The opinion of the court was delivered by: Stephen V. Wilson United States District Judge



The Magistrate's Report and Recommendation details why Petitioner's claims do not satisfy the requirements of the Antiterrorism and Effective Death Penalty Act of 1996, 110 Stat. 1214. Having thoroughly reviewed the record de novo, the Court agrees with the Magistrate's conclusions and adopts with the Magistrate's Report. The Court writes separately, however, to address certain of Petitioner's objections to the Report and Recommendation.


Petitioner asserts that his Sixth Amendment confrontation rights were violated by the prosecution's failure to present the testimony of witness Charlie Romo at Petitioner's second trial. (Petitioner's Objections to the Report and Recommendation of the Magistrate Judge, at 2-4.) The Magistrate Judge recommended that Petitioner's contention fails under Barber v. Page, 390 U.S. 719, 725 (1968).

Petitioner is correct that Ohio v. Roberts, 448 U.S. 56, 74-77 (1980), abrogated on other grounds, Crawford v. Washington, 541 U.S. 36 (2004), remains good law as it pertains to the burden imposed on the prosecution to establish that a witness is "unavailable" for purposes of the Sixth Amendment. (See Petitioner's Objections to the Report and Recommendation of the Magistrate Judge, at 2-4.) Drawing largely on its prior decision in Barber v. Page, 390 U.S. 719, 724-25 (1968), the Roberts Court stated:

The basic litmus of Sixth Amendment unavailability is established: "[A] witness is not 'unavailable' for purposes of the . . . exception to the confrontation requirement unless the prosecutorial authorities have made a good-faith effort to obtain his presence at trial." Barber v. Page, 390 U.S., at 724-725, 88 S.Ct., at 1322 (emphasis added). Accord, Mancusi v. Stubbs, supra; California v. Green, 399 U.S., at 161-162, 165, 167, n. 16, 90 S.Ct., at 1936-1937, 1938-1939, n. 16; Berger v. California, 393 U.S. 314, 89 S.Ct. 540, 21 L.Ed.2d 508 (1969).

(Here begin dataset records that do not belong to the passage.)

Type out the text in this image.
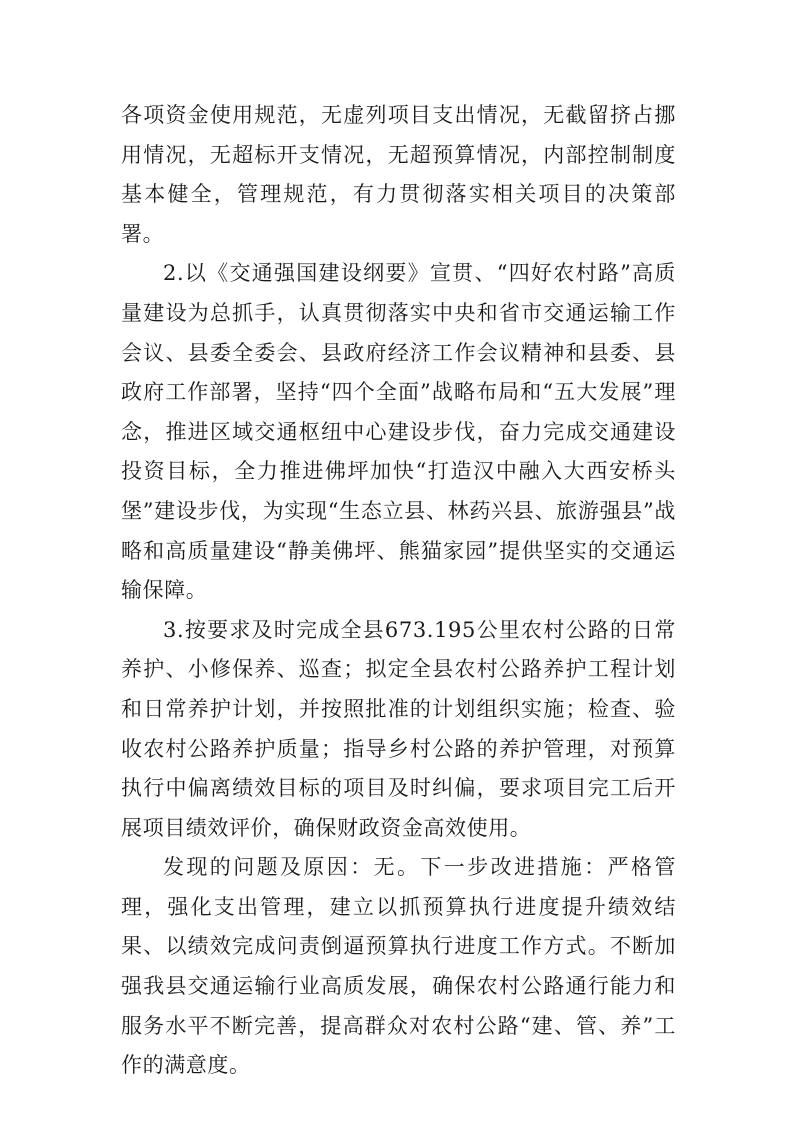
各项资金使用规范，无虚列项目支出情况，无截留挤占挪用情况，无超标开支情况，无超预算情况，内部控制制度基本健全，管理规范，有力贯彻落实相关项目的决策部署。

2.以《交通强国建设纲要》宣贯、“四好农村路”高质量建设为总抓手，认真贯彻落实中央和省市交通运输工作会议、县委全委会、县政府经济工作会议精神和县委、县政府工作部署，坚持“四个全面”战略布局和“五大发展”理念，推进区域交通枢纽中心建设步伐，奋力完成交通建设投资目标，全力推进佛坪加快“打造汉中融入大西安桥头堡”建设步伐，为实现“生态立县、林药兴县、旅游强县”战略和高质量建设“静美佛坪、熊猫家园”提供坚实的交通运输保障。

3.按要求及时完成全县673.195公里农村公路的日常养护、小修保养、巡查；拟定全县农村公路养护工程计划和日常养护计划，并按照批准的计划组织实施；检查、验收农村公路养护质量；指导乡村公路的养护管理，对预算执行中偏离绩效目标的项目及时纠偏，要求项目完工后开展项目绩效评价，确保财政资金高效使用。

发现的问题及原因：无。下一步改进措施：严格管理，强化支出管理，建立以抓预算执行进度提升绩效结果、以绩效完成问责倒逼预算执行进度工作方式。不断加强我县交通运输行业高质发展，确保农村公路通行能力和服务水平不断完善，提高群众对农村公路“建、管、养”工作的满意度。
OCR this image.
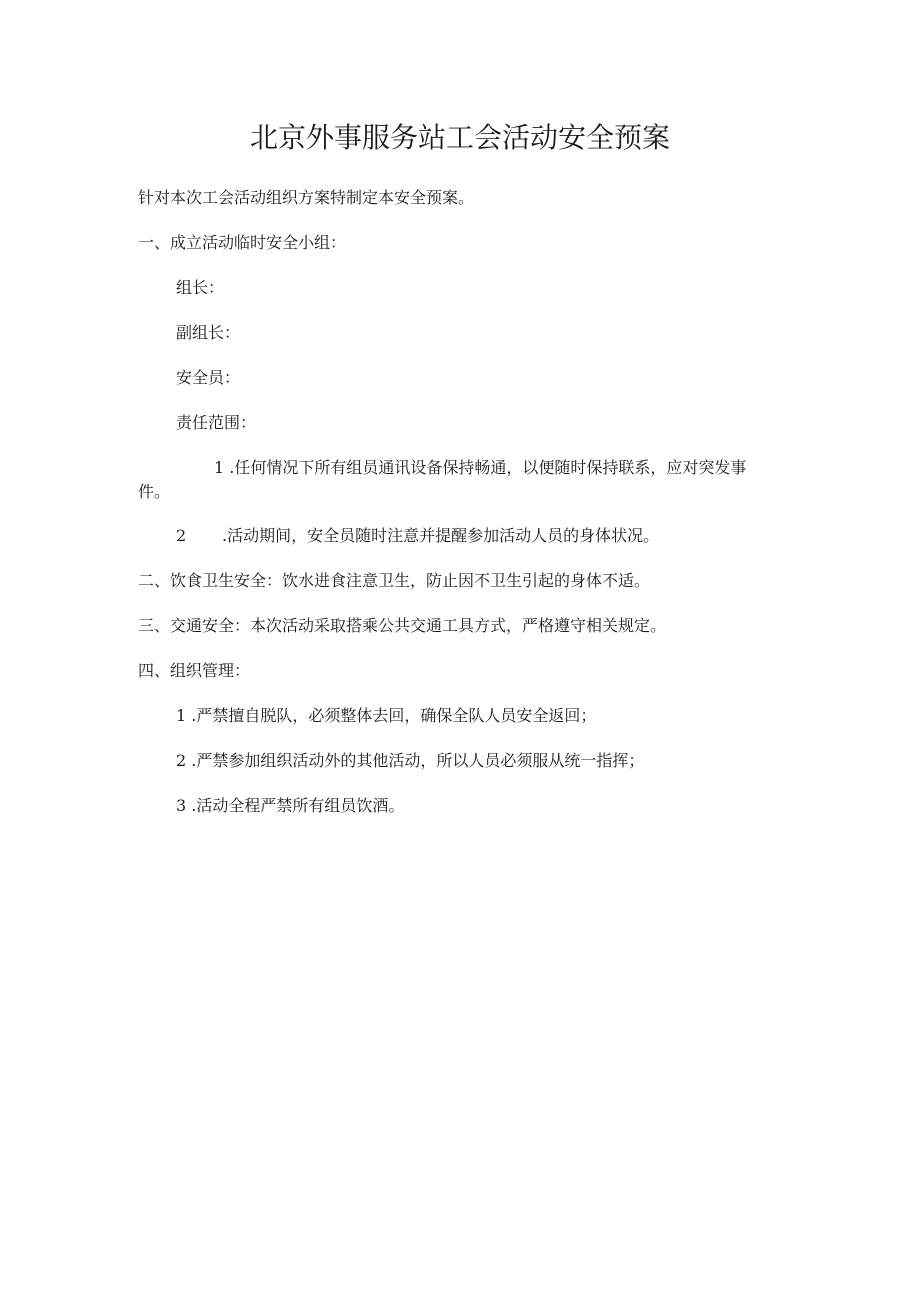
北京外事服务站工会活动安全预案

针对本次工会活动组织方案特制定本安全预案。

一、成立活动临时安全小组：

组长：

副组长：

安全员：

责任范围：

1 .任何情况下所有组员通讯设备保持畅通，以便随时保持联系，应对突发事件。

2 .活动期间，安全员随时注意并提醒参加活动人员的身体状况。

二、饮食卫生安全：饮水进食注意卫生，防止因不卫生引起的身体不适。

三、交通安全：本次活动采取搭乘公共交通工具方式，严格遵守相关规定。

四、组织管理：

1 .严禁擅自脱队，必须整体去回，确保全队人员安全返回；

2 .严禁参加组织活动外的其他活动，所以人员必须服从统一指挥；

3 .活动全程严禁所有组员饮酒。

Although it might be said that the Court's prior cases provide no further refinement of this statement of the rule, certain general propositions safely emerge. The law does not require the doing of a futile act. Thus, if no possibility of procuring the witness exists (as, for example, the witness' intervening death), "good faith" demands nothing of the prosecution. But if there is a possibility, albeit remote, that affirmative measures might produce the declarant, the obligation of good faith may demand their effectuation. "The lengths to which the prosecution must go to produce a witness . . . is a question of reasonableness." California v. Green, 399 U.S., at 189, n. 22, 90 S.Ct., at 1951 (concurring opinion, citing Barber v. Page, supra ). The ultimate question is whether the witness is unavailable despite good-faith efforts undertaken prior to trial to locate and present that witness. As with other evidentiary proponents, the prosecution bears the burden of establishing this predicate.

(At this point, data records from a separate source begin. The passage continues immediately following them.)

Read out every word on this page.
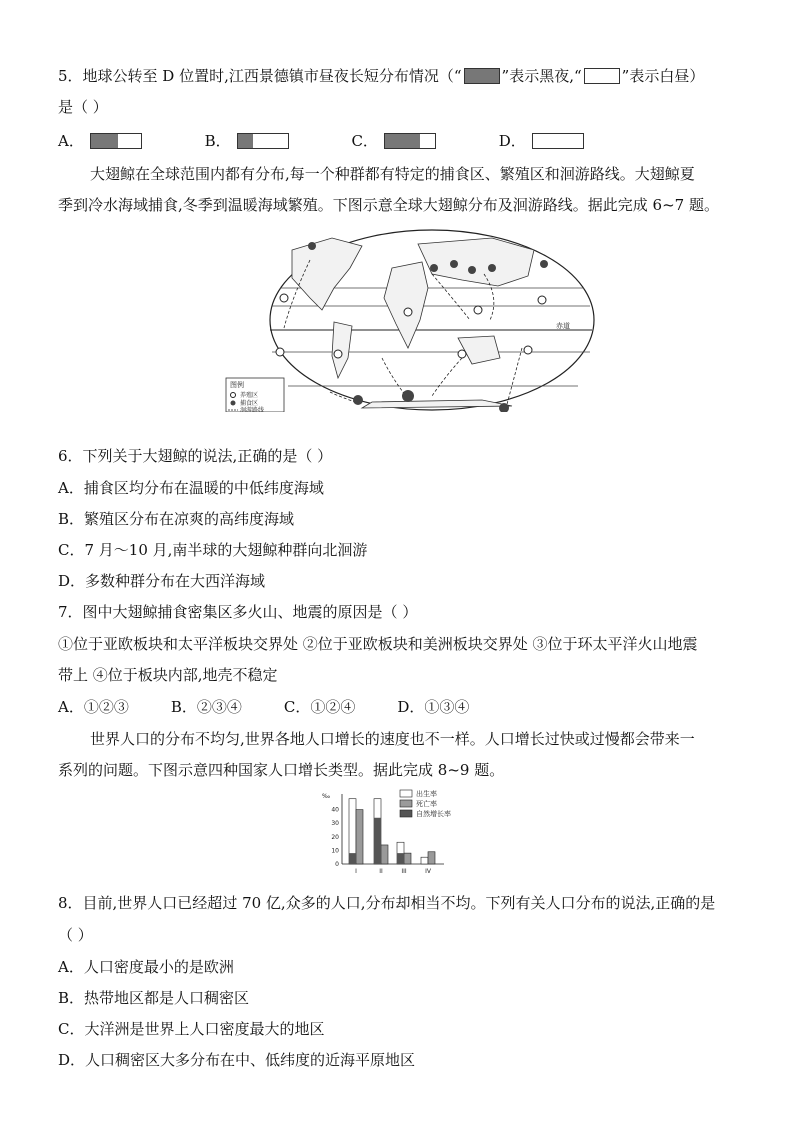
5．地球公转至 D 位置时,江西景德镇市昼夜长短分布情况（“	”表示黑夜,“	”表示白昼）
是（ ）
A．	B．	C．	D．
大翅鲸在全球范围内都有分布,每一个种群都有特定的捕食区、繁殖区和洄游路线。大翅鲸夏
季到冷水海域捕食,冬季到温暖海域繁殖。下图示意全球大翅鲸分布及洄游路线。据此完成 6~7 题。
赤道
图例
养殖区
捕食区
洄游路线
6．下列关于大翅鲸的说法,正确的是（ ）
A．捕食区均分布在温暖的中低纬度海域
B．繁殖区分布在凉爽的高纬度海域
C．7 月～10 月,南半球的大翅鲸种群向北洄游
D．多数种群分布在大西洋海域
7．图中大翅鲸捕食密集区多火山、地震的原因是（ ）
①位于亚欧板块和太平洋板块交界处 ②位于亚欧板块和美洲板块交界处 ③位于环太平洋火山地震
带上 ④位于板块内部,地壳不稳定
A．①②③	B．②③④	C．①②④	D．①③④
世界人口的分布不均匀,世界各地人口增长的速度也不一样。人口增长过快或过慢都会带来一
系列的问题。下图示意四种国家人口增长类型。据此完成 8~9 题。
‰
0
10
20
30
40
I	II	III	IV
出生率
死亡率
自然增长率
8．目前,世界人口已经超过 70 亿,众多的人口,分布却相当不均。下列有关人口分布的说法,正确的是
（ ）
A．人口密度最小的是欧洲
B．热带地区都是人口稠密区
C．大洋洲是世界上人口密度最大的地区
D．人口稠密区大多分布在中、低纬度的近海平原地区
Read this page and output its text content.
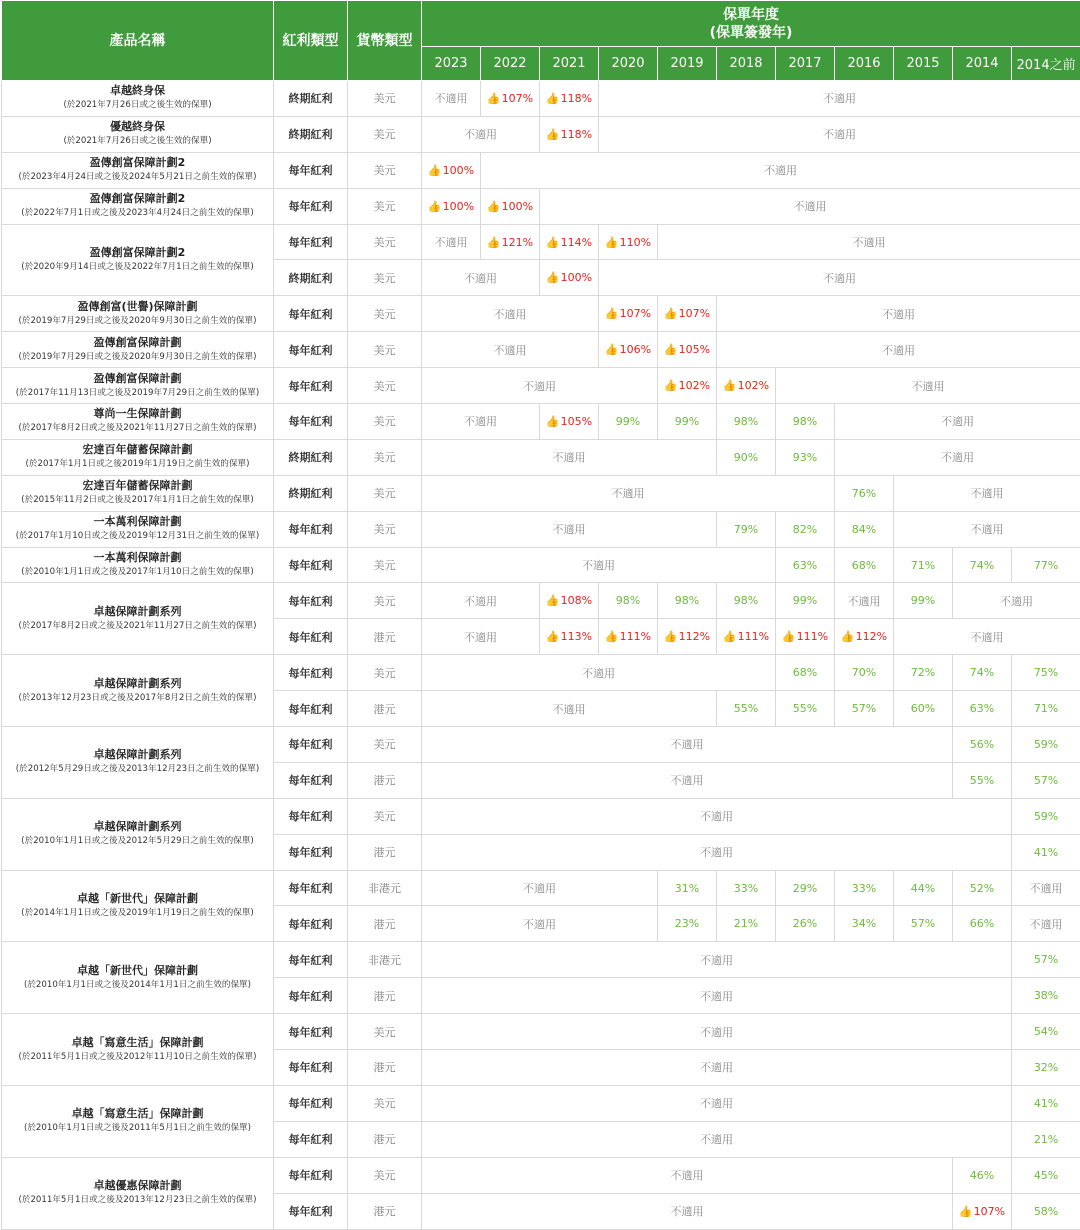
產品名稱	紅利類型	貨幣類型	保單年度
(保單簽發年)										
			2023	2022	2021	2020	2019	2018	2017	2016	2015	2014	2014之前

卓越終身保
(於2021年7月26日或之後生效的保單)	終期紅利	美元	不適用	👍107%	👍118%	不適用							

優越終身保
(於2021年7月26日或之後生效的保單)	終期紅利	美元	不適用		👍118%	不適用							

盈傳創富保障計劃2
(於2023年4月24日或之後及2024年5月21日之前生效的保單)	每年紅利	美元	👍100%	不適用									

盈傳創富保障計劃2
(於2022年7月1日或之後及2023年4月24日之前生效的保單)	每年紅利	美元	👍100%	👍100%	不適用								

盈傳創富保障計劃2
(於2020年9月14日或之後及2022年7月1日之前生效的保單)	每年紅利	美元	不適用	👍121%	👍114%	👍110%	不適用						
	終期紅利	美元	不適用		👍100%	不適用							

盈傳創富(世譽)保障計劃
(於2019年7月29日或之後及2020年9月30日之前生效的保單)	每年紅利	美元	不適用			👍107%	👍107%	不適用					

盈傳創富保障計劃
(於2019年7月29日或之後及2020年9月30日之前生效的保單)	每年紅利	美元	不適用			👍106%	👍105%	不適用					

盈傳創富保障計劃
(於2017年11月13日或之後及2019年7月29日之前生效的保單)	每年紅利	美元	不適用				👍102%	👍102%	不適用				

尊尚一生保障計劃
(於2017年8月2日或之後及2021年11月27日之前生效的保單)	每年紅利	美元	不適用		👍105%	99%	99%	98%	98%	不適用			

宏達百年儲蓄保障計劃
(於2017年1月1日或之後2019年1月19日之前生效的保單)	終期紅利	美元	不適用					90%	93%	不適用			

宏達百年儲蓄保障計劃
(於2015年11月2日或之後及2017年1月1日之前生效的保單)	終期紅利	美元	不適用							76%	不適用		

一本萬利保障計劃
(於2017年1月10日或之後及2019年12月31日之前生效的保單)	每年紅利	美元	不適用					79%	82%	84%	不適用		

一本萬利保障計劃
(於2010年1月1日或之後及2017年1月10日之前生效的保單)	每年紅利	美元	不適用						63%	68%	71%	74%	77%

卓越保障計劃系列
(於2017年8月2日或之後及2021年11月27日之前生效的保單)	每年紅利	美元	不適用		👍108%	98%	98%	98%	99%	不適用	99%	不適用	
	每年紅利	港元	不適用		👍113%	👍111%	👍112%	👍111%	👍111%	👍112%	不適用		

卓越保障計劃系列
(於2013年12月23日或之後及2017年8月2日之前生效的保單)	每年紅利	美元	不適用						68%	70%	72%	74%	75%
	每年紅利	港元	不適用					55%	55%	57%	60%	63%	71%

卓越保障計劃系列
(於2012年5月29日或之後及2013年12月23日之前生效的保單)	每年紅利	美元	不適用									56%	59%
	每年紅利	港元	不適用									55%	57%

卓越保障計劃系列
(於2010年1月1日或之後及2012年5月29日之前生效的保單)	每年紅利	美元	不適用										59%
	每年紅利	港元	不適用										41%

卓越「新世代」保障計劃
(於2014年1月1日或之後及2019年1月19日之前生效的保單)	每年紅利	非港元	不適用				31%	33%	29%	33%	44%	52%	不適用
	每年紅利	港元	不適用				23%	21%	26%	34%	57%	66%	不適用

卓越「新世代」保障計劃
(於2010年1月1日或之後及2014年1月1日之前生效的保單)	每年紅利	非港元	不適用										57%
	每年紅利	港元	不適用										38%

卓越「寫意生活」保障計劃
(於2011年5月1日或之後及2012年11月10日之前生效的保單)	每年紅利	美元	不適用										54%
	每年紅利	港元	不適用										32%

卓越「寫意生活」保障計劃
(於2010年1月1日或之後及2011年5月1日之前生效的保單)	每年紅利	美元	不適用										41%
	每年紅利	港元	不適用										21%

卓越優惠保障計劃
(於2011年5月1日或之後及2013年12月23日之前生效的保單)	每年紅利	美元	不適用									46%	45%
	每年紅利	港元	不適用									👍107%	58%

Roberts, 448 U.S. at 74-75. In applying this good faith/reasonableness standard to the facts before it, the Roberts Court held that the prosecution had satisfied its burden by issuing a subpoena for the witness at her parents' house and visiting her parents house on five occasions over several months in an attempt to locate the witness. Id. at 75.

Petitioner asserts that, by juxtaposing the Roberts holding with the facts in Petitioner's case, it should be objectively clear that the prosecution's one-week-long effort to procure Romo did not satisfy the Sixth Amendment's good faith standard.

In the Report and Recommendation, the Magistrate Judge correctly cited and applied Barber v. Page, 390 U.S. at 723, as controlling Supreme Court precedent. (See Report and Recommendation, at 38-39.) The Magistrate Judge's failure to cite Roberts is insignificant, as Barber v. Page and Ohio v. Roberts establish the same basic legal standard: the prosecution must make a "good faith effort" to procure a witness for trial. To the extent that Ohio v. Roberts altered Barber v. Page, it was a narrow clarification that "good faith" is ultimately a question of reasonableness. Roberts, 448 U.S. at 74 (citing California v. Green, 399 U.S. at 189 n.22). Though the factual holding in Roberts provided a new example of reasonable good faith efforts, Roberts merely reaffirmed that this inquiry is fact-intensive and cannot easily be analogized from case to case.

In addressing Petitioner's direct appeal, the California Court of Appeal applied Barber's "good faith" standard and engaged in a "reasonableness" analysis under a well-developed body of state caselaw. (Report and Recommendation, at 33-36 (quoting Court of Appeal November 25, 2003 unpublished opinion, at 12-17)). The court concluded that the prosecution's one-week effort to procure Romo was reasonable given that the prosecution was concerned about Romo's reluctance to testify. The prosecution waited until the week before trial because the prosecution believed that if Romo had too much advance notice of the new trial, he might undertake efforts to avoid testifying. Within the one-week period in which the prosecution sought to procure Romo's testimony, the prosecution made a number of efforts directed at finding Romo. (See Report and Recommendation, at 29-30.)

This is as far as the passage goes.